In order to rationalize the numbering system, Brennan came up with State and Madison as the baseline from which all streets were numbered. This consistent and reasonable system allotted for 100 house numbers per one-eighth of a mile, or a city block. You can easily tell how far you are from State and Madison by the house number. For example, if you are at 1901 W. Madison, then you are 19 blocks west of State Street. Within this numbering system, all even number houses are on the west and north sides of streets; odd numbers on the east and south. So at 1901 W. Madison, the building is on the south side of the street.
Prior to Brennan’s suggestion, houses were numbered haphazardly. Some were numbered beginning at the Chicago River branches. Some streets started numbering at their ends. This was not consistent either. For example, Willow started numbering at its east end. Wisconsin, the next street up, started numbering at its west end.
The street naming system was also a free for all before Brennan. Some streets changed names as they crossed the river. Wells ran north of the main branch of the Chicago River. On the south side of the bridge, it became Fifth Avenue.
Other streets changed names and house numbering with seemingly no rhyme or reason. Ann Street existed for a few blocks on the Near West Side. Between Randolph and Madison it was “South Ann”, between Randolph and Kinzie it was “North Ann” and then you crossed railroad tracks and the name changed to “Centre Street”. South of Madison, “Centre Street” started up again, but with house numbers that started over at 1 South. So 56 South Ann was across the street from 1 South Centre. Today, these house numbers would all be located on Racine.
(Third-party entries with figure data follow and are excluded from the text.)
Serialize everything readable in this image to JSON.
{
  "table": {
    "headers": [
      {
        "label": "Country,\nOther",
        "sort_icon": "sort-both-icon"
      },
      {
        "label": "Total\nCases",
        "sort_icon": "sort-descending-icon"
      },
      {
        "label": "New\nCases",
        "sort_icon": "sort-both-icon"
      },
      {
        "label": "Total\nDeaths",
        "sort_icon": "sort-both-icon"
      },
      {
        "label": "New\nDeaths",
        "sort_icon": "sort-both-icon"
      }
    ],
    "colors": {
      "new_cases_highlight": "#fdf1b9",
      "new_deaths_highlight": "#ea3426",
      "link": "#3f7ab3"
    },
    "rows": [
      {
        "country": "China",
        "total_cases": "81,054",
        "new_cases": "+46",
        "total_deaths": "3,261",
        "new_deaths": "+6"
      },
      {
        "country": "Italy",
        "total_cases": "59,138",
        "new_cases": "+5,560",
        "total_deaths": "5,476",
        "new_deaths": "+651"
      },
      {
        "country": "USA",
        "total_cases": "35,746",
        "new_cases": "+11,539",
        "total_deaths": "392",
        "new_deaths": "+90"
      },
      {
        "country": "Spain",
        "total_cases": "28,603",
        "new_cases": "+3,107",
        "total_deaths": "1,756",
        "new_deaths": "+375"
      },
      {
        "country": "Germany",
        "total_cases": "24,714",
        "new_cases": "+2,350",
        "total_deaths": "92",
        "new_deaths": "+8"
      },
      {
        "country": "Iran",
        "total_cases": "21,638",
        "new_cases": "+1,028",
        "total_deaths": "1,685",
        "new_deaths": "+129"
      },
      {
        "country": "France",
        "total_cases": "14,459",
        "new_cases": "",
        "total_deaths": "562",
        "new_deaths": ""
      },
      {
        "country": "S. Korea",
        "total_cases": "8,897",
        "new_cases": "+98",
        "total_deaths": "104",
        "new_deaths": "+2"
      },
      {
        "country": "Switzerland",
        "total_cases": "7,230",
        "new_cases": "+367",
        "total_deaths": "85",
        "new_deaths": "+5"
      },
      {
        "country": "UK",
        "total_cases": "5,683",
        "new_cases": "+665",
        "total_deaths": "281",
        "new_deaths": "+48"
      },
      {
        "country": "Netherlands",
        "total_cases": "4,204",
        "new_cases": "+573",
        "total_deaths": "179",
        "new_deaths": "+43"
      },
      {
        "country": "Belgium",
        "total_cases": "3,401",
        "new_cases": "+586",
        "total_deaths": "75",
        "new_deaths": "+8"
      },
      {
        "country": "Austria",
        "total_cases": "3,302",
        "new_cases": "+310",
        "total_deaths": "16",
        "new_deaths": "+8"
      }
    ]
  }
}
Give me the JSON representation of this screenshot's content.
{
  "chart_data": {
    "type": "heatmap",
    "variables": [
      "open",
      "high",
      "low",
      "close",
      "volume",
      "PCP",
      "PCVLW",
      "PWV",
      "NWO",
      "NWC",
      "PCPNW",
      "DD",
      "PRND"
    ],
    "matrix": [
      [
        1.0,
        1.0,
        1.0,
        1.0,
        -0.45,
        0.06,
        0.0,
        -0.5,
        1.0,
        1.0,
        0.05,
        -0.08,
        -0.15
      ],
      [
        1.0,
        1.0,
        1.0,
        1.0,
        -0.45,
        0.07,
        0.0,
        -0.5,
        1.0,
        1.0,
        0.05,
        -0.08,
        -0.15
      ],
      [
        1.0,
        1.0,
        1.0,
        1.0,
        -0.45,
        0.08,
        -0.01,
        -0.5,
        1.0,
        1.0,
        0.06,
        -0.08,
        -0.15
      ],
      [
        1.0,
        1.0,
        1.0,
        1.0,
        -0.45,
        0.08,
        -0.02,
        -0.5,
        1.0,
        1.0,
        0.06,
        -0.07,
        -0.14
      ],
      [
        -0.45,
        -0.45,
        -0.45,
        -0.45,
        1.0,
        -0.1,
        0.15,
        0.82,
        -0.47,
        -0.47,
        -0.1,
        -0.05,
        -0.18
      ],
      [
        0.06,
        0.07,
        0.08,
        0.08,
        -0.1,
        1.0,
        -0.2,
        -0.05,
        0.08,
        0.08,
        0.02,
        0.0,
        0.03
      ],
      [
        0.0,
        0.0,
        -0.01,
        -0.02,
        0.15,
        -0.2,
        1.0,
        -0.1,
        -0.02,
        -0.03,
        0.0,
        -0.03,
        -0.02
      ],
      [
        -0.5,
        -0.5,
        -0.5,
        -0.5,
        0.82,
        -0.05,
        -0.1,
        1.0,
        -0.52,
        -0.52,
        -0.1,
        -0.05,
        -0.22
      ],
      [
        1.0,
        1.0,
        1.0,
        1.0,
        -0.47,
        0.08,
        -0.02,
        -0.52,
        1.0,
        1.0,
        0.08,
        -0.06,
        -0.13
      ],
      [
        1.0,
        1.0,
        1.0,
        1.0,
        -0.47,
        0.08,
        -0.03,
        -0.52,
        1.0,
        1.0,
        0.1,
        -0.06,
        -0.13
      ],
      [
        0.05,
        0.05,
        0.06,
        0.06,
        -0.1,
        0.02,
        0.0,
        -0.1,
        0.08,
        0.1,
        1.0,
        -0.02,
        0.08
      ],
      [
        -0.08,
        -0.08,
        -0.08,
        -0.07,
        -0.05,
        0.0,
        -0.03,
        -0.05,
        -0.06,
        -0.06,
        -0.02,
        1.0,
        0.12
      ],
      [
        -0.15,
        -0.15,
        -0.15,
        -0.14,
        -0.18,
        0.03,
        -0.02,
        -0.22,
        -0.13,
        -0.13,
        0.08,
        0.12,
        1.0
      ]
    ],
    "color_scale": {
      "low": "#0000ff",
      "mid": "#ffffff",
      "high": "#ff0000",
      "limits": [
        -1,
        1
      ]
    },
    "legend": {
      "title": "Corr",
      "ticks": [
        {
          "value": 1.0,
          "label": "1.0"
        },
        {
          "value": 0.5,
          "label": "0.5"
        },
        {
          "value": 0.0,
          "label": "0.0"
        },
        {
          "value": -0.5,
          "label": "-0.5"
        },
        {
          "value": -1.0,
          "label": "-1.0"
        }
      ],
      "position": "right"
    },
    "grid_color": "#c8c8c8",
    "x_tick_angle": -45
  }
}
Brennan proposed that each street should keep the same name throughout its span. To eliminate duplicate street names, such as a dozen streets named “Lincoln”, Brennan drew the city on a piece of graph paper. In his plan, the north-south streets and east-west streets are called the same name for their length. Even if a street dead-ended and started-up blocks later, it would still be called the same thing as long as it was in the same line.
The last piece of plan was to simplify the street names. On the West Side, there were numbered avenues that ran north-south. So 40th Ave. intersected with 40th St. Brennan planned to change these north-south numbered streets to unique names that began with the same letter. Just like you could use the "tens" place of a street number to know how far south you were from Madison, you could use the alphabet to estimate how far west you were from Indiana. All streets in the first mile west of the Indiana state line would begin with “A”.
Since much of the city was already built up, there was resistance to changing the names of nearly all north-south streets. Instead, using the alphabet initials to name streets really began on the west side, about 11 miles in. There you find streets such as Komensky, Karlov, Kedvale, and Keeler. A mile further west, you find Leamington, Laramie, Latrobe and Lockwood.
As a member of the City Club of Chicago, Brennan worked with the City Council’s Committee on Street Nomenclature and the Superintendent of Maps to implement his plan. A decade after Brennan first proposed them, the last of the house numbering changes took effect on April 1, 1911. In 1912, the City Council’s Committee on Street Nomenclature issued a Report on Street Nomenclature which included a 14-page suggested list of new unique street names, from Abbotsford to Azena, Zachary to Zypho, and everything in between. There is little explanation as to where names came from. You can trace some of the city’s more interesting street names, such as Mango, to this list.
Street name changes had to be approved by ordinance of the City Council, or in other cases, various park districts. It took many years for the duplicate and incongruous streets to be renamed. Brennan kept scrapbooks of this interesting bit of municipal history. These scrapbooks are now at the Chicago History Museum. Near the end of his life, Brennan was recognized for his service to the city. After he died in 1942, the City Council named a street, S. Brennan Avenue, in honor of Brennan's work.